For questions papers to be leaked and sold at a hefty price a demand and supply situation has to exist.  On the demand side are the students and their guardians, and on the supply side are the syndicates. Three factors are mainly responsible for creating the demand: a faulty testing system which makes Multiple Choice Questions the most preferred question type; introduction of two unnecessary public examinations (PSC and JSC – the Junior and its Madrasa equivalent certificate examination) which have taken away the joy of learning and replaced it with an exam driven, rote learning based learning system, and the incomplete and less than satisfactory teaching given in the school. Many teachers are involved in giving private tuition, and students – both out of need and the fear of being discriminated against—take up private tuition with them. There are also coaching centres which run a parallel education system of their own. According to estimates, the coaching business has a yearly turnover of about 45000 crores of taka. Many coaching centres are behind the leaking of question papers, and many guarantee students good results in their exams if they take their lessons.

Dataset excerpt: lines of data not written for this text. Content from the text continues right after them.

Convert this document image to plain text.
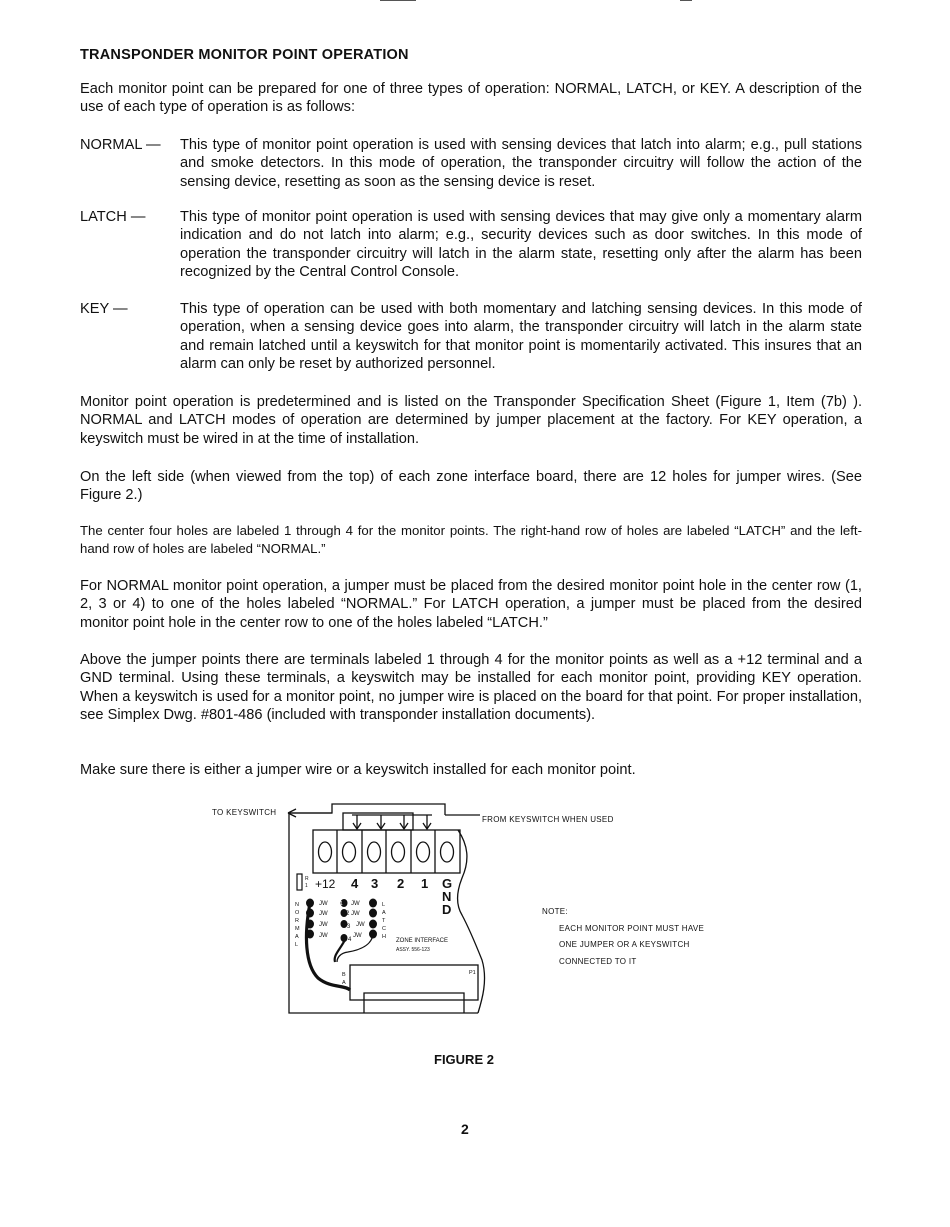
TRANSPONDER MONITOR POINT OPERATION
Each monitor point can be prepared for one of three types of operation: NORMAL, LATCH, or KEY. A description of the use of each type of operation is as follows:
NORMAL — This type of monitor point operation is used with sensing devices that latch into alarm; e.g., pull stations and smoke detectors. In this mode of operation, the transponder circuitry will follow the action of the sensing device, resetting as soon as the sensing device is reset.
LATCH — This type of monitor point operation is used with sensing devices that may give only a momentary alarm indication and do not latch into alarm; e.g., security devices such as door switches. In this mode of operation the transponder circuitry will latch in the alarm state, resetting only after the alarm has been recognized by the Central Control Console.
KEY —	This type of operation can be used with both momentary and latching sensing devices. In this mode of operation, when a sensing device goes into alarm, the transponder circuitry will latch in the alarm state and remain latched until a keyswitch for that monitor point is momentarily activated. This insures that an alarm can only be reset by authorized personnel.
Monitor point operation is predetermined and is listed on the Transponder Specification Sheet (Figure 1, Item (7b) ). NORMAL and LATCH modes of operation are determined by jumper placement at the factory. For KEY operation, a keyswitch must be wired in at the time of installation.
On the left side (when viewed from the top) of each zone interface board, there are 12 holes for jumper wires. (See Figure 2.)
The center four holes are labeled 1 through 4 for the monitor points. The right-hand row of holes are labeled “LATCH” and the left-hand row of holes are labeled “NORMAL.”
For NORMAL monitor point operation, a jumper must be placed from the desired monitor point hole in the center row (1, 2, 3 or 4) to one of the holes labeled “NORMAL.” For LATCH operation, a jumper must be placed from the desired monitor point hole in the center row to one of the holes labeled “LATCH.”
Above the jumper points there are terminals labeled 1 through 4 for the monitor points as well as a +12 terminal and a GND terminal. Using these terminals, a keyswitch may be installed for each monitor point, providing KEY operation. When a keyswitch is used for a monitor point, no jumper wire is placed on the board for that point. For proper installation, see Simplex Dwg. #801-486 (included with transponder installation documents).
Make sure there is either a jumper wire or a keyswitch installed for each monitor point.
+12 4 3 2 1 G
N
D
R
1
N
O
R
M
A
L
L
A
T
C
H
JW	JW
JW	JW
JW	JW
JW	JW
1
2
3
4	ZONE INTERFACE
ASSY. 556-123
B
A
P1
TO KEYSWITCH
FROM KEYSWITCH WHEN USED
NOTE:
EACH MONITOR POINT MUST HAVE
ONE JUMPER OR A KEYSWITCH
CONNECTED TO IT
FIGURE 2
2
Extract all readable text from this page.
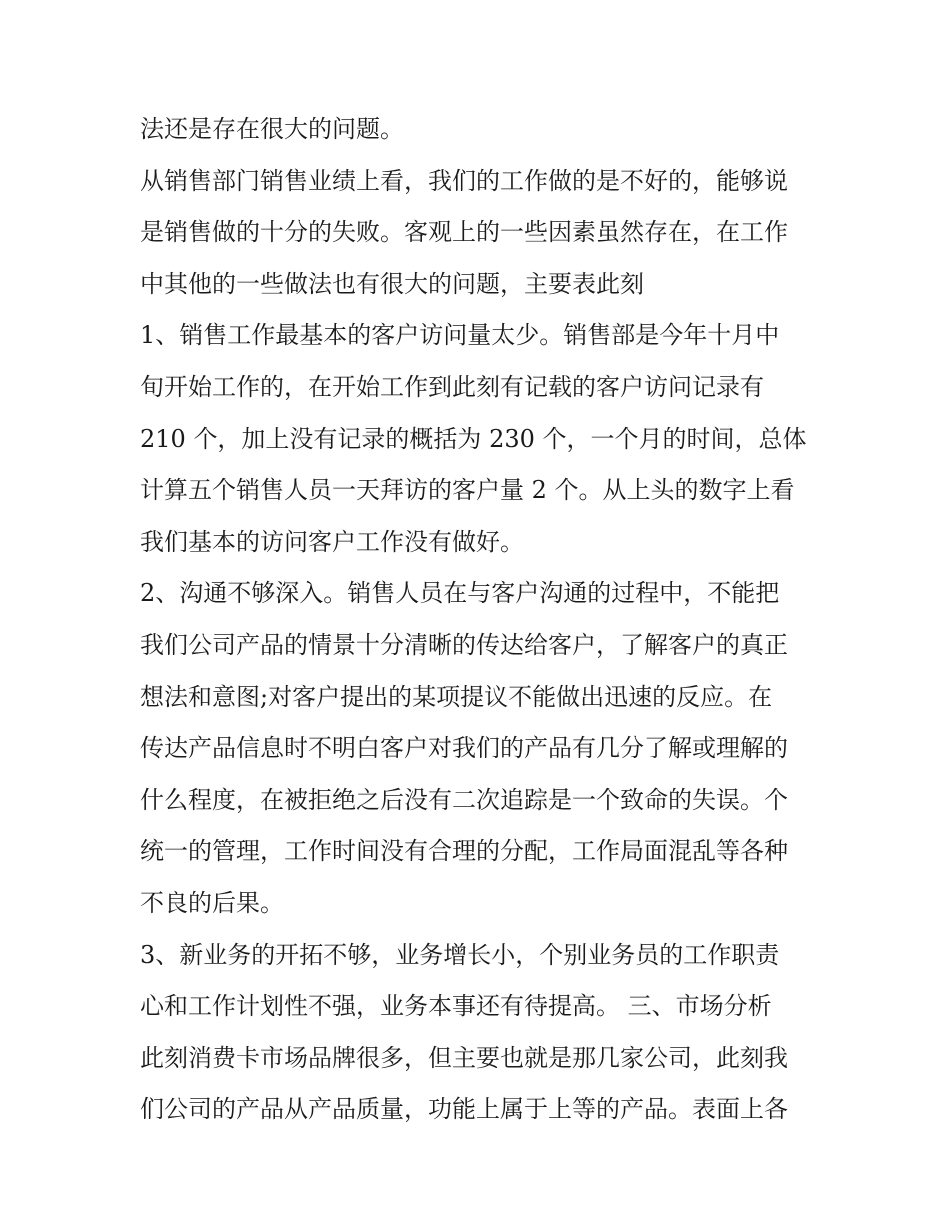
法还是存在很大的问题。
从销售部门销售业绩上看，我们的工作做的是不好的，能够说
是销售做的十分的失败。客观上的一些因素虽然存在，在工作
中其他的一些做法也有很大的问题，主要表此刻
1、销售工作最基本的客户访问量太少。销售部是今年十月中
旬开始工作的，在开始工作到此刻有记载的客户访问记录有
210 个，加上没有记录的概括为 230 个，一个月的时间，总体
计算五个销售人员一天拜访的客户量 2 个。从上头的数字上看
我们基本的访问客户工作没有做好。
2、沟通不够深入。销售人员在与客户沟通的过程中，不能把
我们公司产品的情景十分清晰的传达给客户，了解客户的真正
想法和意图;对客户提出的某项提议不能做出迅速的反应。在
传达产品信息时不明白客户对我们的产品有几分了解或理解的
什么程度，在被拒绝之后没有二次追踪是一个致命的失误。个
统一的管理，工作时间没有合理的分配，工作局面混乱等各种
不良的后果。
3、新业务的开拓不够，业务增长小，个别业务员的工作职责
心和工作计划性不强，业务本事还有待提高。 三、市场分析
此刻消费卡市场品牌很多，但主要也就是那几家公司，此刻我
们公司的产品从产品质量，功能上属于上等的产品。表面上各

Leaking of examination questions is thus linked with our faulty teaching and testing systems and the dominance of the coaching enterprise. If the practice continues unchecked and unabated, it will destroy the integrity of our examination systems and spell ruin to our education efforts.

There are many ways we can face and eventually solve the problem. First, our teachers should be given better salaries, perks and privileges so that they do not have to offer private tuition. If they do even after a raise in their salary, legal actions can be taken against them. Secondly, our school and college education, particularly classroom teaching should be improved to make it more life-centred and effective. Thirdly, the testing system should be changed. All the questions should be, what is popularly known as ‘creative’, so that students write a few pages to prove their ability; fourthly, PSC and JSC should be abolished and in their place the usual classroom performance and school exams should form the basis of their evaluation; fifthly the law and order agencies should be given full power to arrest anyone—irrespective of their social position or political affiliation—and bring them to justice; and finally, there should be a strong political will to address the issue so that our students, like those elsewhere in the world—pass an exam purely on their own efforts and merit.